Toutes ces tracasseries leur seront désormais épargnées et ils pourront jouir de leurs dividendes et plus-values sans craindre l'impôt sur la fortune. On voit bien le but recherché par Emmanuel Macron. Il s'agit d'inciter les exilés fiscaux, en grande majorité des actionnaires minoritaires surtaxés par l'ISF, à regagner la mère patrie. Le pari est loin d'être gagné, car l'impôt sur la fortune existera toujours et dans cinq ans l'ISF ancienne version pourrait revenir !

Pas grand-chose pour les moins riches des riches

Quant aux "petits ISF", ceux dont la fortune est majoritairement immobilière, ils ne gagneront pas grand-chose. Les agriculteurs de l'île de Ré ou les Parisiens qui ont hérité ou acheté un appartement au bon moment qui vaut aujourd'hui une fortune ne verront pas une grande différence.

Prenons le cas d'un contribuable parisien dont la fortune est de 1,8 million d'euros et est composée d'un appartement de 150 m2 évalué après abattement à 1,4 million d'euros, d'un appartement locatif de 200 000 euros, le reste - soit 200 000 euros - étant constituté de son mobilier, sa voiture, d'un portefeuille titre et d'un contrat d'assurance vie. Son patrimoine taxable passe donc de 1,8 million d'euros à 1,6 million d'euros. Son ISF était de 6000 euros et son IFI sera de 4600 euros. Certes, il économise 1 400 euros et c'est toujours bon à prendre.

Mais l'économie d'impôt n'a rien à voir avec celle réalisée par l'actionnaire minoritaire d'un groupe familial. On suppose que son patrimoine taxable hors sa participation est de 1,5 million d'euros et les 10 % de titres de l'entreprise familiale qu'il détient, valorisés à 6 millions d'euros. Avec l'ISF, il payait 66 940 euros d'impôt si la valeur totale des titres était imposable et 15 690 euros s'ils étaient exonérés à concurrence de 75% suite à la signature d'un pacte d'actionnaires. Avec l'IFI, il ne versera que 3 900 euros d'impôt. On comprend mieux pourquoi nombre de très grandes fortunes ont soutenu la candidature d'Emmanuel Macron.

Comme quoi, avec cette réforme, il y a vraiment deux poids, deux mesures. On peut d'ailleurs s'interroger sur ce que pensera le Conseil constitutionnel d'un tel dispositif.
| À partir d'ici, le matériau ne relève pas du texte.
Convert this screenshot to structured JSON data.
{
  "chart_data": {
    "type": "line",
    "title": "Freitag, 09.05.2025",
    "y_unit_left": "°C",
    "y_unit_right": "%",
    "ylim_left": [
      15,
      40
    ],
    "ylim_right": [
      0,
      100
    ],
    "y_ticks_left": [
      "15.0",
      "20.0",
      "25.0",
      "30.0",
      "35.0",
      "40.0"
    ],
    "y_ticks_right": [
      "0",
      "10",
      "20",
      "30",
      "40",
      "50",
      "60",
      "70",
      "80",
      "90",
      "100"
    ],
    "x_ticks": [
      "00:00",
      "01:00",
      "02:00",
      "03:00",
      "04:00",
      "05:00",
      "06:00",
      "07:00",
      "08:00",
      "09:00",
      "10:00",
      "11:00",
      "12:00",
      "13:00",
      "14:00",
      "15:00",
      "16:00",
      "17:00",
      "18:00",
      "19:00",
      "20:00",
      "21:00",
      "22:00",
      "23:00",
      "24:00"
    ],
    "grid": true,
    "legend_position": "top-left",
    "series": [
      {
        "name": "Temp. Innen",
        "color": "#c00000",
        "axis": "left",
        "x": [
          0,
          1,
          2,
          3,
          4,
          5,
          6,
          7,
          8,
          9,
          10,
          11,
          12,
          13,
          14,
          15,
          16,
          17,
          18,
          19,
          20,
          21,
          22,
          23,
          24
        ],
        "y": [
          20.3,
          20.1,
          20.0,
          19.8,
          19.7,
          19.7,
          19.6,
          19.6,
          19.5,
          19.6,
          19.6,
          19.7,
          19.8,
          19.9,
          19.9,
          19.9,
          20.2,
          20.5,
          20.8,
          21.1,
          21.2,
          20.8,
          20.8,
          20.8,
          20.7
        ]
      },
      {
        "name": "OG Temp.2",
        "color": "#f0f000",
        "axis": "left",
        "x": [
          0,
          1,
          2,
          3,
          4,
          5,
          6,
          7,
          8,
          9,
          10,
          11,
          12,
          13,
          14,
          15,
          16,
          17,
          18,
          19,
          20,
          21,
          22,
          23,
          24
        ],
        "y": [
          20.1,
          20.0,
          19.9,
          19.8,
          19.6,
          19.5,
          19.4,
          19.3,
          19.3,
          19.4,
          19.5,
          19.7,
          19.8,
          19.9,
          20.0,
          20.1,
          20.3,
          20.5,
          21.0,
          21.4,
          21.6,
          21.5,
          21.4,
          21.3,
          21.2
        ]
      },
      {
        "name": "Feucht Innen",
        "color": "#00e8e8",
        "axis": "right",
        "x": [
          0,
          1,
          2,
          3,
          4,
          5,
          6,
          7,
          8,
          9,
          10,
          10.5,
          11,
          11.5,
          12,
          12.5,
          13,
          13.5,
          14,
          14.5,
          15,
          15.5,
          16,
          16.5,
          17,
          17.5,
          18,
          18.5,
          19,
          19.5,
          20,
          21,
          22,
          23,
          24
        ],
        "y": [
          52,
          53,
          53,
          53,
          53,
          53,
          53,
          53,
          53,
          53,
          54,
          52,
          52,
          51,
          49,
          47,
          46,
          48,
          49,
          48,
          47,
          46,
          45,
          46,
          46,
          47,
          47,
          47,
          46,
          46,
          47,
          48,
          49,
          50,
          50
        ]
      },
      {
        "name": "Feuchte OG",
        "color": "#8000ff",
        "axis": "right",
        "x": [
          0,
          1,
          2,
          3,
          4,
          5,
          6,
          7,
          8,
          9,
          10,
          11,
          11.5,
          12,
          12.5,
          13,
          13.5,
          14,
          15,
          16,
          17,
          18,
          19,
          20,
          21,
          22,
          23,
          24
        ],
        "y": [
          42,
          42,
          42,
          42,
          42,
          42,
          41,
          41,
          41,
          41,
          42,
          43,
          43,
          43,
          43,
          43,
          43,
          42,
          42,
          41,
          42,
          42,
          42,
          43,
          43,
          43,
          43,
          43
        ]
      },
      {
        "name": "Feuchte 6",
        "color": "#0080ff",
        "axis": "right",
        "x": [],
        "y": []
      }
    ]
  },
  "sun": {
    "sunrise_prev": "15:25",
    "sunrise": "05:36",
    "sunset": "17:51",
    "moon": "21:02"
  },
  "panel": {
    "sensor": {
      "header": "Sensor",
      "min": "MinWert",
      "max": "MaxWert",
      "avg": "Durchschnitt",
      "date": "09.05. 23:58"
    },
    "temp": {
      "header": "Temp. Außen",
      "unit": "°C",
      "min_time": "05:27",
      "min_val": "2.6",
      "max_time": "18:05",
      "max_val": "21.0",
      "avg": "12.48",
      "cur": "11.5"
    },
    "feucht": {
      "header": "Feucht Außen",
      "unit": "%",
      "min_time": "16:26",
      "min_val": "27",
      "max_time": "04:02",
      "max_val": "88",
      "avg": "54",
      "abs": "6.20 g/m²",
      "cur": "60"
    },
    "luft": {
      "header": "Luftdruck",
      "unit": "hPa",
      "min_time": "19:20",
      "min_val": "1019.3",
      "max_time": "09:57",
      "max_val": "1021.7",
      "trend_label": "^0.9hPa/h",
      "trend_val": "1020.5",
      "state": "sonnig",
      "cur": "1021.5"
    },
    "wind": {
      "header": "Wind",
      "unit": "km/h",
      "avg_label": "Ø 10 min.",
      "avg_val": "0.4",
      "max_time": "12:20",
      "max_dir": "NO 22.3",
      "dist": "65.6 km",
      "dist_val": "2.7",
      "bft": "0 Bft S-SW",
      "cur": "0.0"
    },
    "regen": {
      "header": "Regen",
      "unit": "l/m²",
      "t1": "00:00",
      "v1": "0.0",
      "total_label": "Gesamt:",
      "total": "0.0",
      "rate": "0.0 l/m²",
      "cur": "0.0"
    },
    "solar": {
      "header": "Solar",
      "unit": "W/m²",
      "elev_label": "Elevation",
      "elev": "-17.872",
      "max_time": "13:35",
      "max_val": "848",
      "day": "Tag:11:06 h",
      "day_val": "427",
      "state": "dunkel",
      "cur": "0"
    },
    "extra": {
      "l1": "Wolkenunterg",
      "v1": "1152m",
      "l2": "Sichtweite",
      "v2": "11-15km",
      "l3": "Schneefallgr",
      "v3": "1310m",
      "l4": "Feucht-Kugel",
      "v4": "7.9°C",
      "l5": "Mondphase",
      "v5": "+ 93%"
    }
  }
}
Il y a manifestement inégalité de traitement entre les contribuables selon la composition de leur patrimoine.

Et on ne voit pas pourquoi un particulier qui préfère se constituer un patrimoine immobilier important, notamment à usage locatif, serait plus mal traité qu'un autre qui préfère investir dans l'entreprise. Après tout, leurs placements ont tous un intérêt pour notre économie. L'un contribue à la bonne santé du secteur de l'immobilier, fort pourvoyeur d'emploi, et loge des personnes. L'autre participe au développement des entreprises.